The value of haptic interaction in surgical simulation applications has led to a great deal of research interest into the challenges involved in providing haptic force-feedback in virtual environment simulations with deformable surfaces. The key obstacle to overcome in haptic interaction is the difference in update rates of the simulation, which typically is linked to the graphical update rate of between 10 and 60 Hz, and the update rate requirement of the haptic interface, which must be on the order of 1 KHz in order to be convincing to the operator. Techniques to bridge this gap are explored in this project through multi-rate simulation, where the virtual environment in its full complexity is simulated at the visual update rate, while a simpler simulation encompassing parts of the environment local to the virtual instrument is run in parallel at the haptic update rate and periodically re-synced to the full model. Specifically, multi-rate simulation techniques are being adapted for use with mass-spring and FEM models to simulate tissue properties for surgical simulation applications.

 

MODELLING AND SIMULATION OF BIOLOGICAL SYSTEMS

Phy-SIM: Physiological Simulation, Integration and Modeling Toolkit

Emergence of "Systems Biology" provided a comprehensive and integrative perspective to examine the structure and function at the cellular and organism level instead of focusing on the isolated parts. Integration of multilevel and multiscale physiological models is an important requirement for such a system-based approach. Mathematical models for physiological processes have been developed in all levels from cell, up to organs and organ systems. However, little has been done in the name of integrating individual models to comprehensively study the whole system. This is due to the complexity to integrate multiscale and multilevel models of independent physiological processes.

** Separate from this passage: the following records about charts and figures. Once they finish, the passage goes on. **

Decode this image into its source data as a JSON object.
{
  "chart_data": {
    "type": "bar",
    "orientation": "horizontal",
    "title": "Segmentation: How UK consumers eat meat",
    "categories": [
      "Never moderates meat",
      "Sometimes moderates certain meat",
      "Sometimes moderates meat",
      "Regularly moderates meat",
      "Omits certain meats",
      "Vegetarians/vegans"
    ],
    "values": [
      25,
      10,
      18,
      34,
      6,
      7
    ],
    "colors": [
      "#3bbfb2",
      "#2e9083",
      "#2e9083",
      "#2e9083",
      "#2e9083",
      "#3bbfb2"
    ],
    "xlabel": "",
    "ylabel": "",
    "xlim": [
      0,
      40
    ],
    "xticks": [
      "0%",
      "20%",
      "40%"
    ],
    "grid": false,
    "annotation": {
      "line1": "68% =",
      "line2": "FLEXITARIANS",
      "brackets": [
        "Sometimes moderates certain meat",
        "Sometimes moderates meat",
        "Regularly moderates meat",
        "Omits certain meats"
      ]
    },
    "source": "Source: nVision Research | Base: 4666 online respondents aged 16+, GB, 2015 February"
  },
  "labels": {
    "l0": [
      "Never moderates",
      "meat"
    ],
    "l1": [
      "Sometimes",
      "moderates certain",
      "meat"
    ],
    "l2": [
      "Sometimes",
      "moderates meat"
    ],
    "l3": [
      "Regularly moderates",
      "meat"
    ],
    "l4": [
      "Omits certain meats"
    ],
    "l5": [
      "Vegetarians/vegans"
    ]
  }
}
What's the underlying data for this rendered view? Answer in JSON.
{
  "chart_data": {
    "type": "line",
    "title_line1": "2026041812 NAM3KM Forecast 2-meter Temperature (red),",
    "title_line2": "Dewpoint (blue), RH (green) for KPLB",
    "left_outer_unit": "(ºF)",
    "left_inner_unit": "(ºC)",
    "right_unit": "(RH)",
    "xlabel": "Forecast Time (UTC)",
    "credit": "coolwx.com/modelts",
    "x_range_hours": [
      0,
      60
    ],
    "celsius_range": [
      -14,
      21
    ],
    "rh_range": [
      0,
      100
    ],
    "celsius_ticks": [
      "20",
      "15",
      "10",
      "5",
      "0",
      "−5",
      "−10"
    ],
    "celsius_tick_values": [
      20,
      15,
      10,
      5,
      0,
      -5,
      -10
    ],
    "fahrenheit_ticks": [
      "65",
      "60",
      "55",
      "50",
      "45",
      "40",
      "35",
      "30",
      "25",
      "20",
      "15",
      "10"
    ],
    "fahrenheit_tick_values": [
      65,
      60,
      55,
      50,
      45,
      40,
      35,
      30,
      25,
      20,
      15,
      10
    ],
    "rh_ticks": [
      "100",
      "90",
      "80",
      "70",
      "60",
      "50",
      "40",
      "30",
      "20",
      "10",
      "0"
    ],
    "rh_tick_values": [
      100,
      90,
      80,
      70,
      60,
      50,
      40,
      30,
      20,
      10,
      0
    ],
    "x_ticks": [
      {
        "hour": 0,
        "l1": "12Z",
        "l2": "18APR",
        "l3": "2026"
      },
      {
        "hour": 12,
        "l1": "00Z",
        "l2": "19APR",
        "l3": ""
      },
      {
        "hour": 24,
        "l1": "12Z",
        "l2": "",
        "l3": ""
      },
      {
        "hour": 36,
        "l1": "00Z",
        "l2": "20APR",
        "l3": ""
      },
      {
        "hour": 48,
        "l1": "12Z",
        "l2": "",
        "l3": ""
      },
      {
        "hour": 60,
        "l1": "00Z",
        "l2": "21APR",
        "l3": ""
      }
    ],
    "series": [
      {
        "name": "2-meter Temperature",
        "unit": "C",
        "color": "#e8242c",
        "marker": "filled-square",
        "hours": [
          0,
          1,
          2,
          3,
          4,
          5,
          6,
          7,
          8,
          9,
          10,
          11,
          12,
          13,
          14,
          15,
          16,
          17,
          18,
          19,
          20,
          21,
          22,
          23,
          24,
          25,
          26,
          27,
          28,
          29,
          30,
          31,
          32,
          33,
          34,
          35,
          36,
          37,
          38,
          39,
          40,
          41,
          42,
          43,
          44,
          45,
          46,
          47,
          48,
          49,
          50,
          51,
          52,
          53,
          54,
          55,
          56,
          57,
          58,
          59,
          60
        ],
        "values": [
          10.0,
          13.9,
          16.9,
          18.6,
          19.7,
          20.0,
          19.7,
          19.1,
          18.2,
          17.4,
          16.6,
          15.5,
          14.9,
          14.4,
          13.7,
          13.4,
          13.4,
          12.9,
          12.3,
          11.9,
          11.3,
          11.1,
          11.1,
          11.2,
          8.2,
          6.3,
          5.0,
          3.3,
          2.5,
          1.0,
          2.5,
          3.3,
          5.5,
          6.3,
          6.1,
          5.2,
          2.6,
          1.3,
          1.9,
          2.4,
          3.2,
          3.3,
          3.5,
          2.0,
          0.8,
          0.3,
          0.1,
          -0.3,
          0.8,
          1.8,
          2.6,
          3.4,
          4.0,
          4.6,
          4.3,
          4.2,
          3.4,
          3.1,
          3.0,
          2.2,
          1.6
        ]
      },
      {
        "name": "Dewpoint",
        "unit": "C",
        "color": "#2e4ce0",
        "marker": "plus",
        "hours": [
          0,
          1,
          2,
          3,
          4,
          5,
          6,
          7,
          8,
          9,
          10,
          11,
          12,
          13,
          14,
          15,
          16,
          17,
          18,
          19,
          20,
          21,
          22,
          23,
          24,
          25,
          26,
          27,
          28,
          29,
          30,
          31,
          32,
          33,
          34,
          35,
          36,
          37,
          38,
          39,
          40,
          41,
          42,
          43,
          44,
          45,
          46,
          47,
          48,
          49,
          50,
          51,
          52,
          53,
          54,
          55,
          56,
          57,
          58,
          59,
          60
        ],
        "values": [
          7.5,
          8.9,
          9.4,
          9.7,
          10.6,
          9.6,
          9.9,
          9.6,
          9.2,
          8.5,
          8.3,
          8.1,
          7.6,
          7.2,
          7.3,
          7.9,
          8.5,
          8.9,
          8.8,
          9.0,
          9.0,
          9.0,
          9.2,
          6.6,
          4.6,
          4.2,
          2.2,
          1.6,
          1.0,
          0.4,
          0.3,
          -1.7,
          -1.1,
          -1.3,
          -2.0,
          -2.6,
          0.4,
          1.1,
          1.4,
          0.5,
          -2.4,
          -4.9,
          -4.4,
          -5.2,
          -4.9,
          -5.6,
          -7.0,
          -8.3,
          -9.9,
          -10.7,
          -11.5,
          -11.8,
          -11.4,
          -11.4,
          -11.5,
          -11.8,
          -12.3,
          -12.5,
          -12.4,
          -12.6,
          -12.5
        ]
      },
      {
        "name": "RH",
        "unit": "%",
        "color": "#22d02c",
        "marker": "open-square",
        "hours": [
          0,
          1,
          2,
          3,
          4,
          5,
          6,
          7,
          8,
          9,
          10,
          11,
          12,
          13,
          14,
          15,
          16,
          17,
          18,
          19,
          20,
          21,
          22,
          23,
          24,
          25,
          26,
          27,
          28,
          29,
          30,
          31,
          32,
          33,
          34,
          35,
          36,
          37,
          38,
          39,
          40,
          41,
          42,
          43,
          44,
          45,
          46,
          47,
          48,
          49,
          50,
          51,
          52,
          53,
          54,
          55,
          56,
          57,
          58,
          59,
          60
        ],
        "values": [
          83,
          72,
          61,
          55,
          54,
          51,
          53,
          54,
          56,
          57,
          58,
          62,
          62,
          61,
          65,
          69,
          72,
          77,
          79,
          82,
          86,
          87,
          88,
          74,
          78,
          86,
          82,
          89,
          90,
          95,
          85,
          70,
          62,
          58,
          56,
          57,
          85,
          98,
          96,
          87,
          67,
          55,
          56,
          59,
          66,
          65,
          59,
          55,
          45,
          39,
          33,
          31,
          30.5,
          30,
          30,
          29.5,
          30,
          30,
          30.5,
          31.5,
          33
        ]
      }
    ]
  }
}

Phy-SIM aims to build a software framework where the multilevel and multiscale models for the complex biological system can be integrated.

For more information please visit project page.

Bioelectricity Models for Whole-Heart Simulation

The characteristics of excitable cell mathematical models can be used for the development of new techniques in simulating the electrical behavior of the human heart. While very simple models of such behavior can be simulated at real-time or better speeds on powerful computing equipment, the use of realistic cell models or organmagnitude cell networks make the simulations computationally infeasible. In this project, an examination of the FitzHugh-Nagumo model and its response to stimulus is utilized. In order to move toward the goal of a full cardiac simulation, a method of optimizing single-cell calculations through local interpolation techniques and a separate method of optimizing multi-cell simulations by tracking cellular activations are introduced.